Robert Reich points out that, if we make up a new way of counting unemployment, we’ve got a lot of unemployment:
The March employment numbers, out this morning, are bleak: 8.5 percent of Americans officially unemployed, 663,000 more jobs lost. But if you include people who are out of work and have given up trying to find a job, the real unemployment rate is 9 percent. And if you include people working part time who’d rather be working full time, it’s now up to 15.6 percent. One in every six workers in America is now either unemployed or underemployed.
And, if we count people working full time who’d rather get paid a lot more money, put in fewer hours, and do things that are more fun, it’s now up to 99.9 percent. Virtually one in every one workers in America is now either unemployed or underemployed!
QED:
This is still not the Great Depression of the 1930s, but it is a Depression. And the only way out is government spending on a very large scale. We should stop worrying about Wall Street. Worry about American workers. Use money to build up Main Street, and the future capacities of our workforce.
Despite skepticism with how he got there, I’m actually inclined to agree. Bailing out bad companies is a stupid idea. Lending a helping hand to people down on their luck, on the other hand, is something I can get behind.
Naturally, however, Reich loses me on implementation:
Energy independence and a non-carbon economy should be the equivalent of a war mobilization.
So, we should declare war on fossil fuels? Will that go as well as the wars on drugs, crime, and poverty?
Hire Americans to weatherize and insulate homes across the land.
We’re going to have a WPA for caulking windows and blowing in insulation?! Really?! Not only would these people presumably be competing with people who currently do that sort of thing for a living but it would surely count as underemployment for the vast number of the recently unemployed. Wouldn’t we rather, I dunno, get jobs that require some level of skill?
Don’t encourage General Motors or any other auto company to shrink. Use the auto makers’ spare capacity to make busses, new wind turbines, and electric cars (why let the Chinese best us on this?). Enlarge public transit systems.

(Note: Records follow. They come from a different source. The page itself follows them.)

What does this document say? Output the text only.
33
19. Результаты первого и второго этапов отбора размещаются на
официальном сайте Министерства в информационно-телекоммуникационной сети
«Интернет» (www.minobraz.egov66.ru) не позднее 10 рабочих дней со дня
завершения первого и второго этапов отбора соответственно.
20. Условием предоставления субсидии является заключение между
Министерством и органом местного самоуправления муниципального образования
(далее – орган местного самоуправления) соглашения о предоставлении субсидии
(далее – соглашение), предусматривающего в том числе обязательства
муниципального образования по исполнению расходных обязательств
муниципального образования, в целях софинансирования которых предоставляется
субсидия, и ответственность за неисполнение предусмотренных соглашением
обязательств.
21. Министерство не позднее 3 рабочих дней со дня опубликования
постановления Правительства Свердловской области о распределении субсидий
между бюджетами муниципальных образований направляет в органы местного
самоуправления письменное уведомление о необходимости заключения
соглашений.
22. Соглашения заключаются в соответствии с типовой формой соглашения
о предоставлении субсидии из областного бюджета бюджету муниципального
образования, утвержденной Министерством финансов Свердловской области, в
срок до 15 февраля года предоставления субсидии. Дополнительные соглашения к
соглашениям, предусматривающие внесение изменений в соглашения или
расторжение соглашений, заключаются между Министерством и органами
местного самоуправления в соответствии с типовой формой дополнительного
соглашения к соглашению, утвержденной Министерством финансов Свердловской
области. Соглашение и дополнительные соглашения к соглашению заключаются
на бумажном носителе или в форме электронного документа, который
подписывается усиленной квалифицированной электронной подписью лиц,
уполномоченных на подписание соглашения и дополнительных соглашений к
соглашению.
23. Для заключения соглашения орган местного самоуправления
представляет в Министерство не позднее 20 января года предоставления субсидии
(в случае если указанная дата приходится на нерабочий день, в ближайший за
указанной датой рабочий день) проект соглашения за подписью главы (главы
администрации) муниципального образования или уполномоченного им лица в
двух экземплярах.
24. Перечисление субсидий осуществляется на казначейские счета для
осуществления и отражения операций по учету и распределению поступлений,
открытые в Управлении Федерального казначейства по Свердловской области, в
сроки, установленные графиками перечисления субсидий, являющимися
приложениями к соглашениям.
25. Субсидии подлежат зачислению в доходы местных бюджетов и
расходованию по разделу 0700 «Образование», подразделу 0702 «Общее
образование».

So, we’re going to spend vast sums of money taking a giant leap back in personal freedom and convenience? The automobile was a wonderful invention that made our lives radically better. We’re going to give that up for buses and other forms of public transit? Yee. Hah.
And while we’re at it, we’re going to thumb our noses at the trade regimes we’ve spent sixty years putting in place, subsidizing a pet industry that the Chinese would otherwise dominate in a free market?
Meanwhile, extend our educational infrastructure. So many young people are out of work that they should be using this time to improve their skills and capacities. Expand community colleges. Enlarge Pell Grants. Extend job-training opportunities to the unemployed, so they can learn new skills while they’re collecting unemployment benefits.
Outside Detroit, which was in its death throes before this crisis got underway, education and training isn’t the problem. We’re not less educated than we were eighteen months ago. We’ve got Harvard MBAs out on the streets now. We’re going to, what, send them to learn a trade? Caulking windows, perhaps?
Finally, accelerate universal health care.
It always comes back to that, no? It’s the Democratic Party’s version of cutting taxes. It solves everything, dontcha know?